Unfortunately, we have no better choice whenever we need to be dependent on “maintenance”. The most we can do is minimize our afflictions at the least possible cost. To some job retirees or those with no sufficient income to lean on, this means relying on well-off children, grandchildren or charitable institutions.
Some people wrongly think we seniors are luckier because with a doctor’s prescription, we are entitled to a 20 percent discount on medicine price on top of value-added tax (VAT) exemption. I used to think so, too, considering the almost 30 percent cut on the original price.
In the past 12 years – counting from 2010 when I turned 60 — I have had second thoughts as to whether the advantages outweigh the disadvantages. If truth be told, we would rather be free from diseases. It’s freedom from sickness that would enable us to buy nutritious food and supplements that promote better health without “side effects”.
Secondly, it’s not really true that we seniors get special treatment in the hospitals and drugstores. They tend to squeeze more money from us because we spend more days on confinement and more money on medical and surgical procedures.
Ask friends undergoing chemotherapy and dialysis. They would say it’s the price, not the disease, killing them.
Under the law (RA 9247), in addition to drug discounts, we are supposed to be entitled to free medical, dental, diagnostic and laboratory services in all government facilities. But these free services are not always available.
And since it’s never comfortable waiting within the long line of patients begging for attention in government facilities, the ones with money tend to go to private laboratories.

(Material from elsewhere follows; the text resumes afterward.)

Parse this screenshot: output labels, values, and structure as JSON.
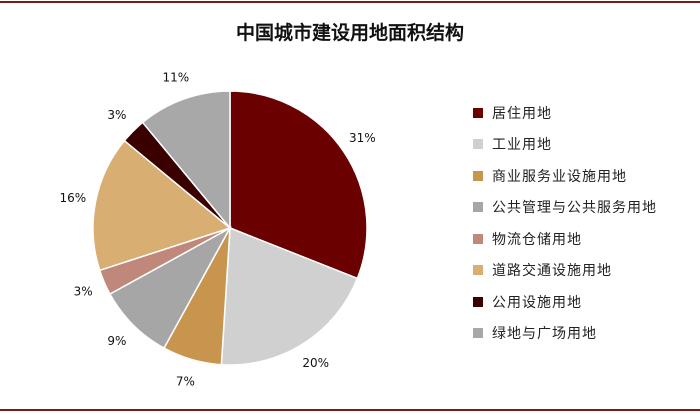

It is ironic that we senior citizens or our authorized representatives spend longer time than other customers behind the counter. This is especially true in drugstores where only one window is open to a long line of senior customers, where we have to present a doctor’s prescription, an ID from the Office of Senior Citizens Affairs (OSCA), and a senior citizens’ booklet on which the sales clerk lists the prescribed drugs.

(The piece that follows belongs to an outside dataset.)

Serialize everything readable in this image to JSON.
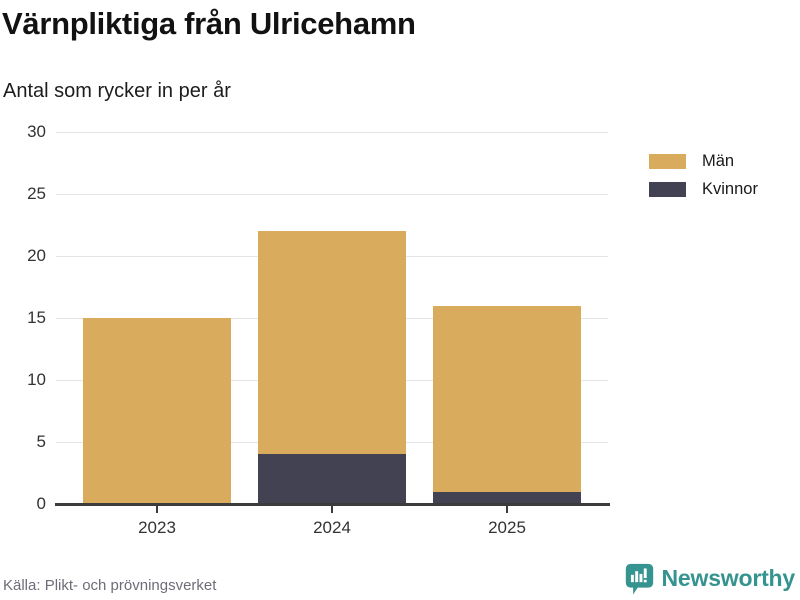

Without a doctor’s prescription, we get no discount on over-the-counter drugs. Sad to say, unfortunately, consulting with a private doctor to be prescribed a drug for colds, flu or cough could be more expensive than the cost of the medicine. Consultation fees now range from three to five hundred pesos.
The smaller drugstores circumvent the law by slapping higher prices on medicines sold to senior citizens so that, when discounted, they don’t reflect the true discount.
However, their seemingly valid excuse is that, unlike their bigger competitors who place bigger orders, they buy the same products in smaller volume from the same suppliers at higher wholesale prices.
Then, too, bigger drug stores do not sell the cheaper generic formulas on the “out of stock” alibi. Common sense tells us that they earn more from pushing the more expensive branded ones.
They are also good at finding “defects”. There was a time when a sales lady name-plated Geelyn would not honor my senior citizen’s ID because my doctor had written only the brand name, omitting its generic name, on the prescription sheet.
“Look,” I argued while leafing through my OSCA booklet detailing my past purchases of the same medicine. “I could die of high blood pressure arguing with you. It’s clear what the doctor prescribed.”
To push that blood pressure down, I walked across the street and got better treatment from a smaller pharmacy.